After half a mile he saw them. Not the Land-Rover. That was either hidden among the trees or not in use today. And John Gabbitas was not dressed in his protective clothing, there was no chain saw or other tools to be seen. He was in jeans and a Barbour jacket and Daisy too wore jeans with a heavy sweater. They stood on the edge of a recent plantation of young trees, a long way away, glimpsed only because there happened to be an aisle here, a swathe cut through. They were talking, they were close together and they did not hear his car.
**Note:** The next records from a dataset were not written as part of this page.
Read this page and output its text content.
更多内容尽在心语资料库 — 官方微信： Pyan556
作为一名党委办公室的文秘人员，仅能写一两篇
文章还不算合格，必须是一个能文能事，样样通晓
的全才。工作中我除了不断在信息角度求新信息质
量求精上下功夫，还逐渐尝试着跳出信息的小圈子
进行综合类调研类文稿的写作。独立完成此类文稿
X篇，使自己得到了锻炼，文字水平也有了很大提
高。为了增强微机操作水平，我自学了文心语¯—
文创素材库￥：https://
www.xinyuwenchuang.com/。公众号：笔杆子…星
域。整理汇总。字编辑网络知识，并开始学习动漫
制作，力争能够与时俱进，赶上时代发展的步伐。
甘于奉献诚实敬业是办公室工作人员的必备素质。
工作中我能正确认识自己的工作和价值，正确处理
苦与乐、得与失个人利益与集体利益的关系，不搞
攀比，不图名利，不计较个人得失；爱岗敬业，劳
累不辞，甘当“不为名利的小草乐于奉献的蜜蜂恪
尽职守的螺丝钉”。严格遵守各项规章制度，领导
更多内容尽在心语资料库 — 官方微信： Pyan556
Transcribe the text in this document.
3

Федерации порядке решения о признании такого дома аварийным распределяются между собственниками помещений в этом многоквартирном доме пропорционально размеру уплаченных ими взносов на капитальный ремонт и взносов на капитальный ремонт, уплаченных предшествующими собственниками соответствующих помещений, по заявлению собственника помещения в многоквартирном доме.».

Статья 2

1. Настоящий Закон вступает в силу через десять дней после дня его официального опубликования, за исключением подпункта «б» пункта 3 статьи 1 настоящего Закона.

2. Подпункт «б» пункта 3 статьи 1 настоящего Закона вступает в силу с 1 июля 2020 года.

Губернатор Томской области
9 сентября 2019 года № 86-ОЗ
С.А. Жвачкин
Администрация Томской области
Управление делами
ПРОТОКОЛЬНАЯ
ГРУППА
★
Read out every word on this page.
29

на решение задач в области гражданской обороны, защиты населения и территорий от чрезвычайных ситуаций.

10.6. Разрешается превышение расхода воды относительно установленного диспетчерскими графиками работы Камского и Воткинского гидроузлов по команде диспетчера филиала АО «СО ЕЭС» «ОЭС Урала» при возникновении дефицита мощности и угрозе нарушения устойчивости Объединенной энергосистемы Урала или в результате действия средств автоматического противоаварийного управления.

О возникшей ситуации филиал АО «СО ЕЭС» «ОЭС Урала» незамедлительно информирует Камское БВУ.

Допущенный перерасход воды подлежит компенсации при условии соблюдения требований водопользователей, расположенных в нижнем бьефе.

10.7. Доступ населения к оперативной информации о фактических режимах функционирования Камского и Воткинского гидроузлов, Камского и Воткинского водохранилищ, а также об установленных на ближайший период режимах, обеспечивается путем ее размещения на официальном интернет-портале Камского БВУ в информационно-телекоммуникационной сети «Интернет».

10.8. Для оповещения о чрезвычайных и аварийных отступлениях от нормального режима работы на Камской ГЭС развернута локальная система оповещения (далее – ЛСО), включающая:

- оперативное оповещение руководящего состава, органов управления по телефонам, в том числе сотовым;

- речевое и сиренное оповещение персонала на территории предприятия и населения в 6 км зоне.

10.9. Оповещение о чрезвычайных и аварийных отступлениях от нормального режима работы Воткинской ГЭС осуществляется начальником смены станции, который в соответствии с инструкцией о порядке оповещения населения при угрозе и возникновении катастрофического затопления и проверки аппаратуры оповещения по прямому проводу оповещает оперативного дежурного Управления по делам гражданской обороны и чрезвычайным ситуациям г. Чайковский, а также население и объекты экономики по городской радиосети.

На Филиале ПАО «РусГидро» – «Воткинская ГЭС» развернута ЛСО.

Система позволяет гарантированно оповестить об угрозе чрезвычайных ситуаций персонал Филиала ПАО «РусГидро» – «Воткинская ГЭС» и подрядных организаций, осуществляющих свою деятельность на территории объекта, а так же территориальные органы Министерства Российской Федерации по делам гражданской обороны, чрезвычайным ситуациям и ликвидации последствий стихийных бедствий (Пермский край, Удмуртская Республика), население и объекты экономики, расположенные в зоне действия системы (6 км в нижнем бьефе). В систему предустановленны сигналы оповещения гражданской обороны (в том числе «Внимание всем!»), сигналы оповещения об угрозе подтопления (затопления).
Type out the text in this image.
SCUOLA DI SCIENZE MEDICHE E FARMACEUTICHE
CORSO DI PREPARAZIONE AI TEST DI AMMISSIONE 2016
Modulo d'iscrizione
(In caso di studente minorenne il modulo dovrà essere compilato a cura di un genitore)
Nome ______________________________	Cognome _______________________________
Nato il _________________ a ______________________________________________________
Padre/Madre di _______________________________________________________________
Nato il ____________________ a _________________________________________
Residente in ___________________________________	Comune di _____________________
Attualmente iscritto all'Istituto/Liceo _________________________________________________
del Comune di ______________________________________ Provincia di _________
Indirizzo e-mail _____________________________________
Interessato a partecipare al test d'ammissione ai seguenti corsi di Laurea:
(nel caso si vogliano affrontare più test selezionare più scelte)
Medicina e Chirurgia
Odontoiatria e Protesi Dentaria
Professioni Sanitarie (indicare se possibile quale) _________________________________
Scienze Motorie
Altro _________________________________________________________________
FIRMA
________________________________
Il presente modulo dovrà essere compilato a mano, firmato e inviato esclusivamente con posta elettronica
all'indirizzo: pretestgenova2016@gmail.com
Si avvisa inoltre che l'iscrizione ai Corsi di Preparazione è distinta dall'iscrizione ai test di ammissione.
The sun gilded them with red-gold so that they looked like painted figures brushed into a landscape. Their shadows were dark and stretched out on the reddened grass. He saw her lay her hand on Gabbitas’s arm and her shadow copy the gesture, and then he drove on.
Chapter Twenty-One
A woodsman uses rope. Burden remembered ‘surgery’ being performed on a tree in a neighbour’s garden. It was during his first marriage, when his children were young. They had all watched from an upstairs window. The tree surgeon had roped himself to one of the great limbs of the willow before beginning the work of sawing off a dead branch.
Whether or not John Gabbitas would be working on a Saturday he didn’t know but he made a point of getting to the cottage early just in case. It was only a minute or two past eight thirty. A repeated ringing of the doorbell failed to rouse him. Gabbitas either wasn’t yet up or had already gone out.
Burden walked round the back and looked at the various outbuildings, a woodshed and a machinery shed and a structure for keeping wood dry while it seasoned. All had been searched at the beginning of the case. But when they searched, what had they been looking for?